Search code examples
pythonkerasneural-networkdeep-learninggenerative-adversarial-network

Keras: Understanding the role of Embedding layer in a Conditional GAN


I am working to understand Erik Linder-Norén's implementation of the Categorical GAN model, and am confused by the generator in that model:

def build_generator(self):
    model = Sequential()
    # ...some lines removed...    
    model.add(Dense(np.prod(self.img_shape), activation='tanh'))
    model.add(Reshape(self.img_shape))
    model.summary()

    noise = Input(shape=(self.latent_dim,))
    label = Input(shape=(1,), dtype='int32')
    label_embedding = Flatten()(Embedding(self.num_classes, self.latent_dim)(label))
    model_input = multiply([noise, label_embedding])
    img = model(model_input)

    return Model([noise, label], img)

My question is: How does the Embedding() layer work here?

I know that noise is a vector that has length 100, and label is an integer, but I don't understand what the label_embedding object contains or how it functions here.

I tried printing the shape of label_embedding to try and figure out what's going on in that Embedding() line but that returns (?,?).

If anyone could help me understand how the Embedding() lines here work, I'd be very grateful for their assistance!


Solution

  • From the documentation, https://keras.io/layers/embeddings/#embedding,

    Turns positive integers (indexes) into dense vectors of fixed size. eg. [[4], [20]] -> [[0.25, 0.1], [0.6, -0.2]]

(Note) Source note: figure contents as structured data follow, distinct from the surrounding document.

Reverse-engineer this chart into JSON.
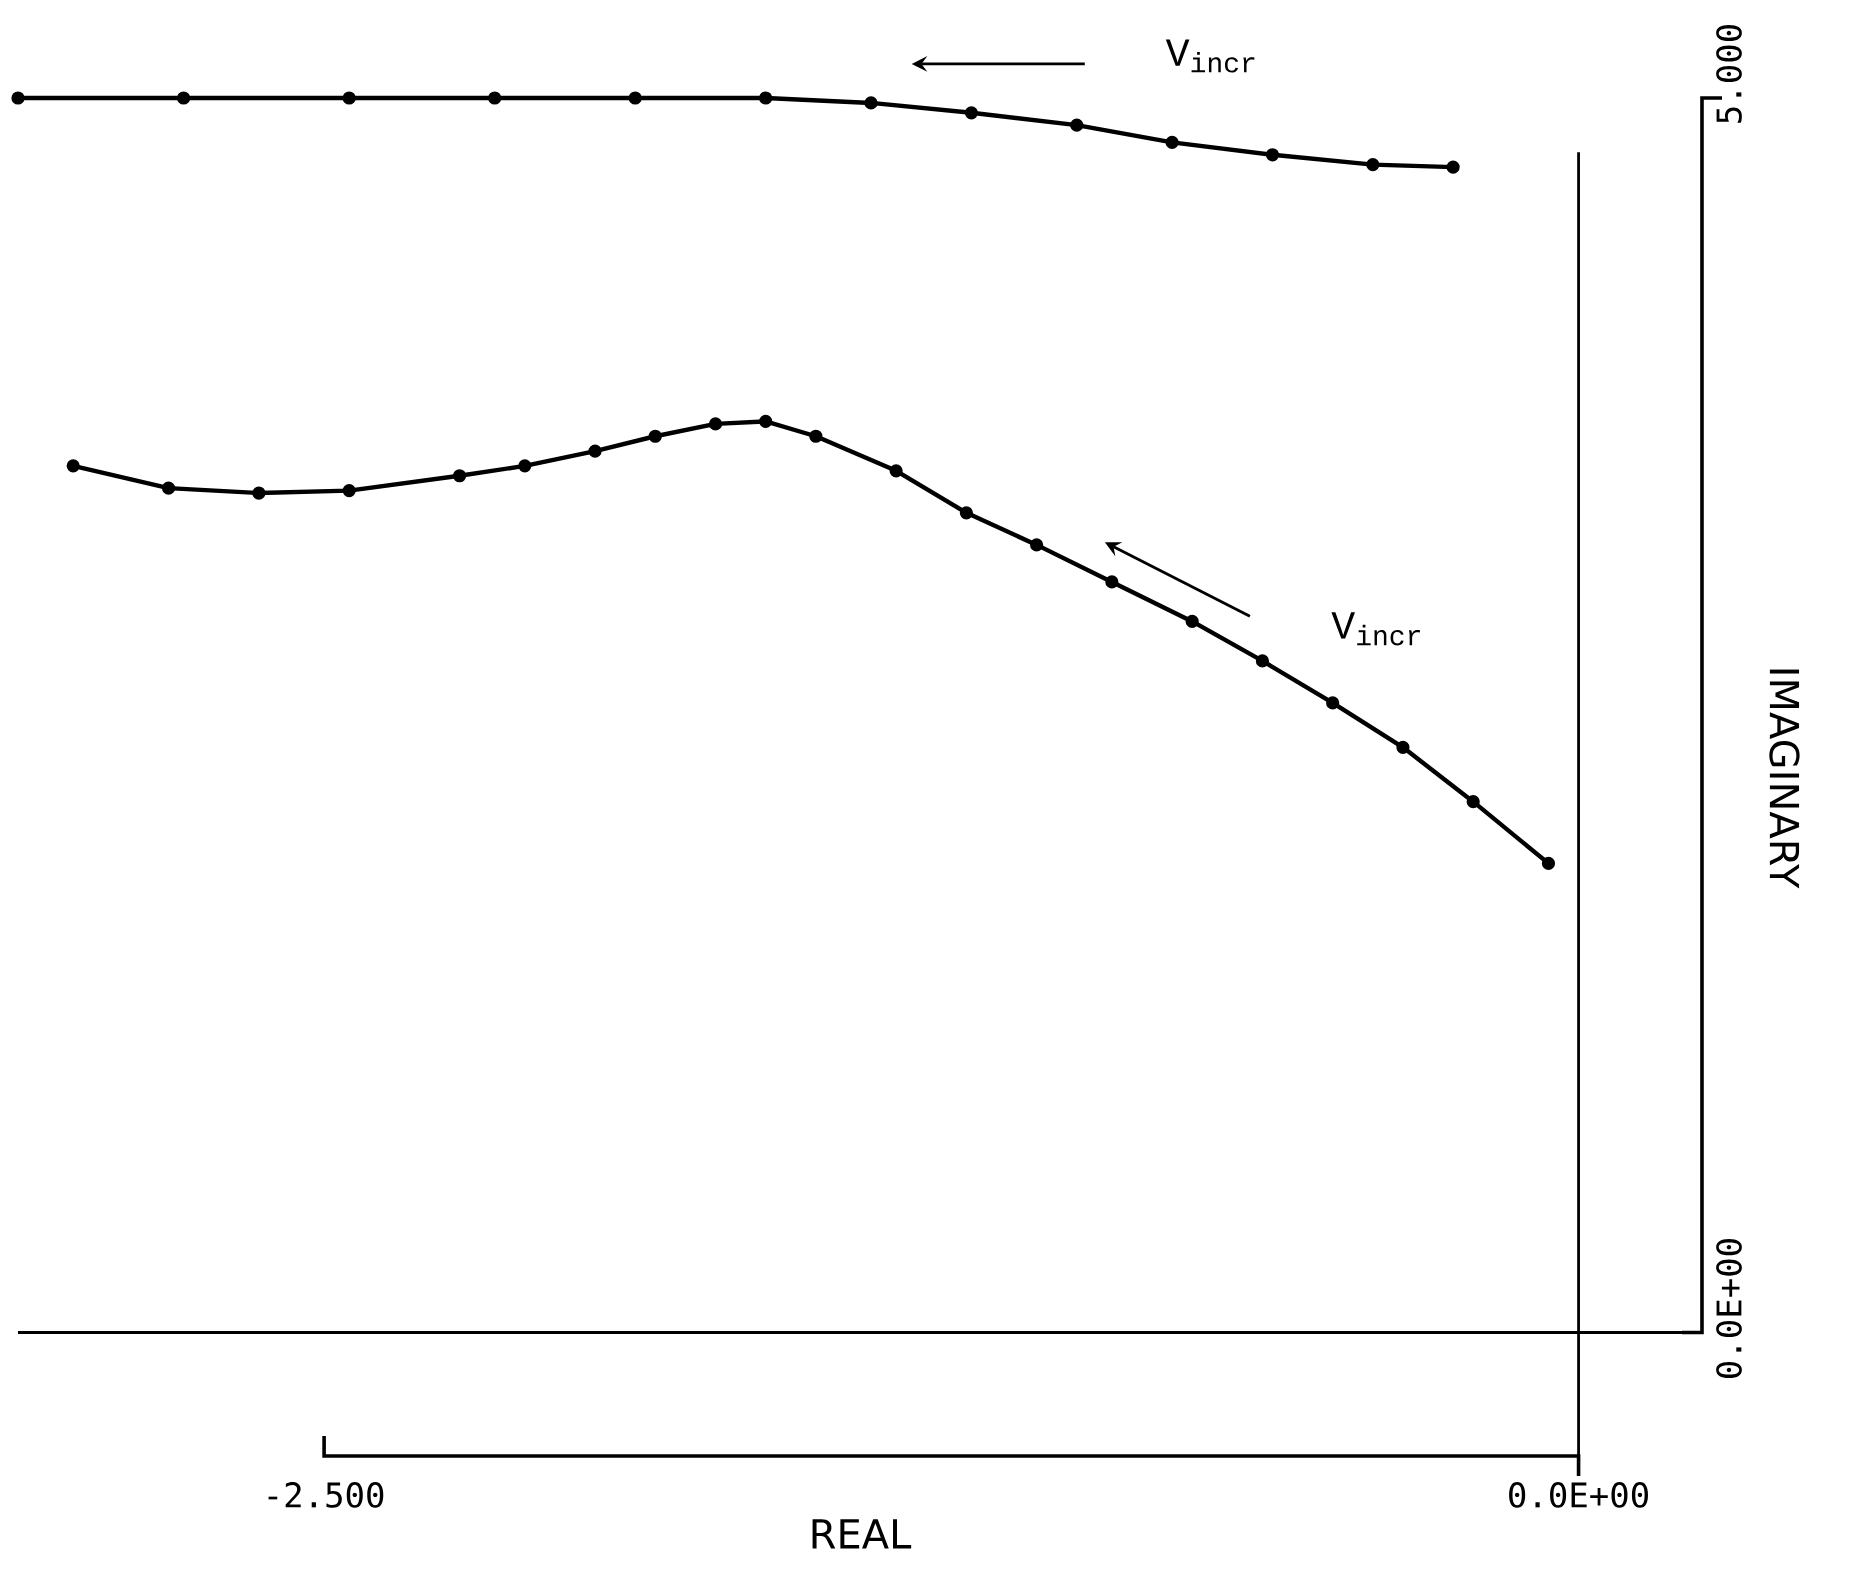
{
  "chart_data": {
    "type": "line",
    "xlabel": "REAL",
    "ylabel": "IMAGINARY",
    "xlim": [
      -3.11,
      0.246
    ],
    "ylim": [
      -0.5,
      5
    ],
    "xticks": [
      {
        "value": -2.5,
        "label": "-2.500"
      },
      {
        "value": 0,
        "label": "0.0E+00"
      }
    ],
    "yticks": [
      {
        "value": 0,
        "label": "0.0E+00"
      },
      {
        "value": 5,
        "label": "5.000"
      }
    ],
    "marker": "circle",
    "line_style": "solid",
    "annotations": [
      "V$_{incr}$",
      "V$_{incr}$"
    ],
    "series": [
      {
        "color": "#000000",
        "x": [
          -3.11,
          -2.78,
          -2.45,
          -2.16,
          -1.88,
          -1.62,
          -1.41,
          -1.21,
          -1.0,
          -0.81,
          -0.61,
          -0.41,
          -0.25
        ],
        "values": [
          5.0,
          5.0,
          5.0,
          5.0,
          5.0,
          5.0,
          4.98,
          4.94,
          4.89,
          4.82,
          4.77,
          4.73,
          4.72
        ]
      },
      {
        "color": "#000000",
        "x": [
          -3.0,
          -2.81,
          -2.63,
          -2.45,
          -2.23,
          -2.1,
          -1.96,
          -1.84,
          -1.72,
          -1.62,
          -1.52,
          -1.36,
          -1.22,
          -1.08,
          -0.93,
          -0.77,
          -0.63,
          -0.49,
          -0.35,
          -0.21,
          -0.06
        ],
        "values": [
          3.51,
          3.42,
          3.4,
          3.41,
          3.47,
          3.51,
          3.57,
          3.63,
          3.68,
          3.69,
          3.63,
          3.49,
          3.32,
          3.19,
          3.04,
          2.88,
          2.72,
          2.55,
          2.37,
          2.15,
          1.9
        ]
      }
    ]
  }
}
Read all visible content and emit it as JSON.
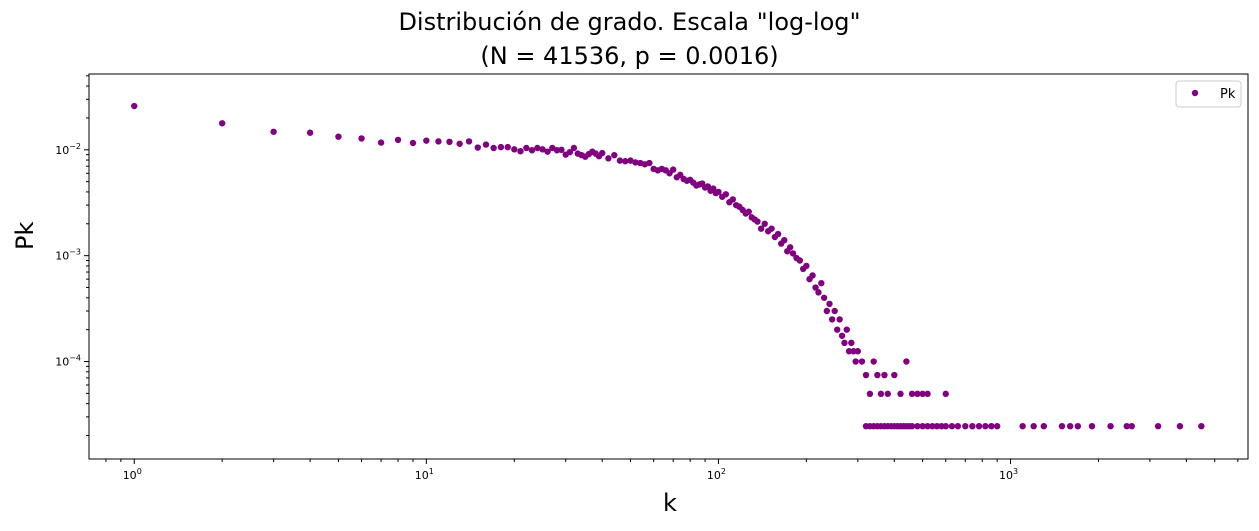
{
  "chart_data": {
    "type": "scatter",
    "title_lines": [
      "Distribución de grado. Escala \"log-log\"",
      "(N = 41536, p = 0.0016)"
    ],
    "xlabel": "k",
    "ylabel": "Pk",
    "x_scale": "log",
    "y_scale": "log",
    "xlim": [
      0.7,
      6500
    ],
    "ylim": [
      1.2e-05,
      0.052
    ],
    "x_ticks": [
      {
        "base": "10",
        "exp": "0",
        "value": 1
      },
      {
        "base": "10",
        "exp": "1",
        "value": 10
      },
      {
        "base": "10",
        "exp": "2",
        "value": 100
      },
      {
        "base": "10",
        "exp": "3",
        "value": 1000
      }
    ],
    "y_ticks": [
      {
        "base": "10",
        "exp": "−2",
        "value": 0.01
      },
      {
        "base": "10",
        "exp": "−3",
        "value": 0.001
      },
      {
        "base": "10",
        "exp": "−4",
        "value": 0.0001
      }
    ],
    "grid": false,
    "legend": {
      "position": "top-right",
      "entries": [
        "Pk"
      ]
    },
    "series": [
      {
        "name": "Pk",
        "color": "#800080",
        "points": [
          [
            1,
            0.0259
          ],
          [
            2,
            0.0178
          ],
          [
            3,
            0.0148
          ],
          [
            4,
            0.0145
          ],
          [
            5,
            0.0133
          ],
          [
            6,
            0.0128
          ],
          [
            7,
            0.0117
          ],
          [
            8,
            0.0124
          ],
          [
            9,
            0.0116
          ],
          [
            10,
            0.0122
          ],
          [
            11,
            0.012
          ],
          [
            12,
            0.0119
          ],
          [
            13,
            0.0114
          ],
          [
            14,
            0.012
          ],
          [
            15,
            0.0105
          ],
          [
            16,
            0.0112
          ],
          [
            17,
            0.0104
          ],
          [
            18,
            0.0106
          ],
          [
            19,
            0.0106
          ],
          [
            20,
            0.0101
          ],
          [
            21,
            0.0097
          ],
          [
            22,
            0.0104
          ],
          [
            23,
            0.0099
          ],
          [
            24,
            0.0104
          ],
          [
            25,
            0.0101
          ],
          [
            26,
            0.0096
          ],
          [
            27,
            0.0104
          ],
          [
            28,
            0.0099
          ],
          [
            29,
            0.01
          ],
          [
            30,
            0.009
          ],
          [
            31,
            0.0095
          ],
          [
            32,
            0.0104
          ],
          [
            33,
            0.0092
          ],
          [
            34,
            0.0089
          ],
          [
            35,
            0.0086
          ],
          [
            36,
            0.0091
          ],
          [
            37,
            0.0096
          ],
          [
            38,
            0.0092
          ],
          [
            39,
            0.0087
          ],
          [
            40,
            0.0093
          ],
          [
            42,
            0.0083
          ],
          [
            44,
            0.0089
          ],
          [
            46,
            0.0079
          ],
          [
            48,
            0.0078
          ],
          [
            50,
            0.0079
          ],
          [
            52,
            0.0076
          ],
          [
            54,
            0.0075
          ],
          [
            56,
            0.0073
          ],
          [
            58,
            0.0075
          ],
          [
            60,
            0.0066
          ],
          [
            62,
            0.0064
          ],
          [
            64,
            0.0066
          ],
          [
            66,
            0.0064
          ],
          [
            68,
            0.006
          ],
          [
            70,
            0.0065
          ],
          [
            72,
            0.0055
          ],
          [
            74,
            0.0058
          ],
          [
            76,
            0.0053
          ],
          [
            78,
            0.0051
          ],
          [
            80,
            0.0052
          ],
          [
            82,
            0.0049
          ],
          [
            84,
            0.0046
          ],
          [
            86,
            0.0047
          ],
          [
            88,
            0.0048
          ],
          [
            90,
            0.0044
          ],
          [
            92,
            0.0045
          ],
          [
            94,
            0.0041
          ],
          [
            96,
            0.0043
          ],
          [
            98,
            0.0039
          ],
          [
            100,
            0.004
          ],
          [
            103,
            0.0036
          ],
          [
            106,
            0.0038
          ],
          [
            109,
            0.0032
          ],
          [
            112,
            0.0034
          ],
          [
            115,
            0.003
          ],
          [
            118,
            0.0029
          ],
          [
            121,
            0.0027
          ],
          [
            124,
            0.0025
          ],
          [
            127,
            0.0026
          ],
          [
            130,
            0.0023
          ],
          [
            133,
            0.0022
          ],
          [
            136,
            0.0021
          ],
          [
            140,
            0.0018
          ],
          [
            144,
            0.002
          ],
          [
            148,
            0.0017
          ],
          [
            152,
            0.0018
          ],
          [
            156,
            0.0015
          ],
          [
            160,
            0.0016
          ],
          [
            164,
            0.0013
          ],
          [
            168,
            0.0014
          ],
          [
            172,
            0.0011
          ],
          [
            176,
            0.0012
          ],
          [
            180,
            0.00105
          ],
          [
            185,
            0.00095
          ],
          [
            190,
            0.0009
          ],
          [
            195,
            0.00075
          ],
          [
            200,
            0.0008
          ],
          [
            205,
            0.0006
          ],
          [
            210,
            0.00065
          ],
          [
            215,
            0.0005
          ],
          [
            220,
            0.00045
          ],
          [
            225,
            0.00055
          ],
          [
            230,
            0.0004
          ],
          [
            235,
            0.0003
          ],
          [
            240,
            0.00035
          ],
          [
            245,
            0.00025
          ],
          [
            250,
            0.0003
          ],
          [
            255,
            0.0002
          ],
          [
            260,
            0.00025
          ],
          [
            265,
            0.000175
          ],
          [
            270,
            0.00015
          ],
          [
            275,
            0.0002
          ],
          [
            280,
            0.000125
          ],
          [
            285,
            0.00015
          ],
          [
            290,
            0.000125
          ],
          [
            295,
            0.0001
          ],
          [
            300,
            0.000125
          ],
          [
            310,
            0.0001
          ],
          [
            320,
            7.45e-05
          ],
          [
            330,
            4.95e-05
          ],
          [
            340,
            0.0001
          ],
          [
            350,
            7.45e-05
          ],
          [
            360,
            4.95e-05
          ],
          [
            370,
            7.45e-05
          ],
          [
            380,
            4.95e-05
          ],
          [
            400,
            7.45e-05
          ],
          [
            420,
            4.95e-05
          ],
          [
            440,
            0.0001
          ],
          [
            460,
            4.95e-05
          ],
          [
            480,
            4.95e-05
          ],
          [
            500,
            4.95e-05
          ],
          [
            520,
            4.95e-05
          ],
          [
            600,
            4.95e-05
          ],
          [
            320,
            2.45e-05
          ],
          [
            330,
            2.45e-05
          ],
          [
            340,
            2.45e-05
          ],
          [
            350,
            2.45e-05
          ],
          [
            360,
            2.45e-05
          ],
          [
            370,
            2.45e-05
          ],
          [
            380,
            2.45e-05
          ],
          [
            390,
            2.45e-05
          ],
          [
            400,
            2.45e-05
          ],
          [
            410,
            2.45e-05
          ],
          [
            420,
            2.45e-05
          ],
          [
            430,
            2.45e-05
          ],
          [
            440,
            2.45e-05
          ],
          [
            450,
            2.45e-05
          ],
          [
            460,
            2.45e-05
          ],
          [
            480,
            2.45e-05
          ],
          [
            500,
            2.45e-05
          ],
          [
            520,
            2.45e-05
          ],
          [
            540,
            2.45e-05
          ],
          [
            560,
            2.45e-05
          ],
          [
            580,
            2.45e-05
          ],
          [
            600,
            2.45e-05
          ],
          [
            630,
            2.45e-05
          ],
          [
            660,
            2.45e-05
          ],
          [
            700,
            2.45e-05
          ],
          [
            740,
            2.45e-05
          ],
          [
            780,
            2.45e-05
          ],
          [
            820,
            2.45e-05
          ],
          [
            860,
            2.45e-05
          ],
          [
            900,
            2.45e-05
          ],
          [
            1100,
            2.45e-05
          ],
          [
            1200,
            2.45e-05
          ],
          [
            1300,
            2.45e-05
          ],
          [
            1500,
            2.45e-05
          ],
          [
            1600,
            2.45e-05
          ],
          [
            1700,
            2.45e-05
          ],
          [
            1900,
            2.45e-05
          ],
          [
            2200,
            2.45e-05
          ],
          [
            2500,
            2.45e-05
          ],
          [
            2600,
            2.45e-05
          ],
          [
            3200,
            2.45e-05
          ],
          [
            3800,
            2.45e-05
          ],
          [
            4500,
            2.45e-05
          ]
        ]
      }
    ]
  }
}
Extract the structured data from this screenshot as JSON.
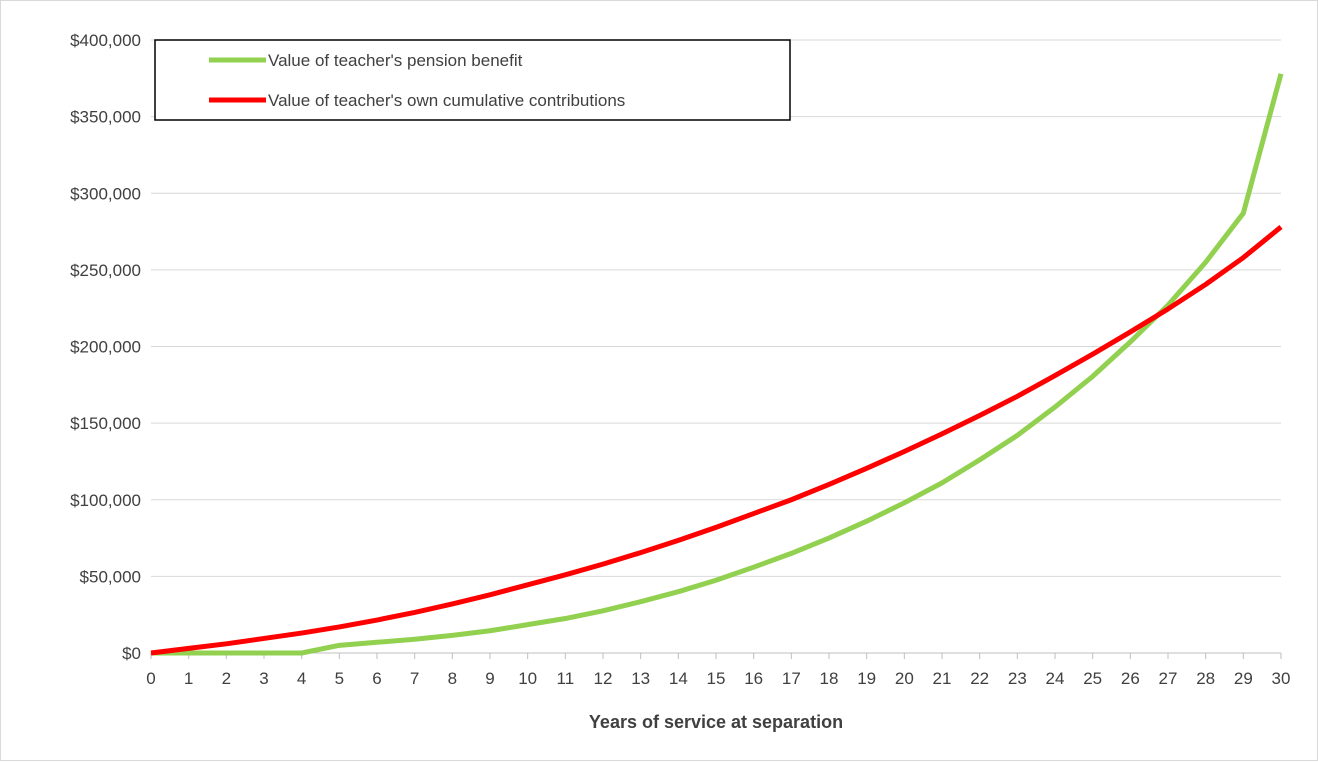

    In the GAN model, the input integer(0-9) is converted to a vector of shape 100. With this short code snippet, we can feed some test input to check the output shape of the Embedding layer.

    from keras.layers import Input, Embedding
    from keras.models import Model
    import numpy as np
    latent_dim = 100
    num_classes = 10
    label = Input(shape=(1,), dtype='int32')
    label_embedding = Embedding(num_classes, latent_dim)(label)
    mod = Model(label, label_embedding)
    test_input = np.zeros((1))
    print(f'output shape is {mod.predict(test_input).shape}')
    mod.summary()
    

    output shape is (1, 1, 100)

    From model summary, output shape for embedding layer is (1,100) which is the same as output of predict.

    embedding_1 (Embedding) (None, 1, 100) 1000

    One additional point, in the output shape (1,1,100), the leftmost 1 is the batch size, the middle 1 is the input length. In this case, we provided an input of length 1.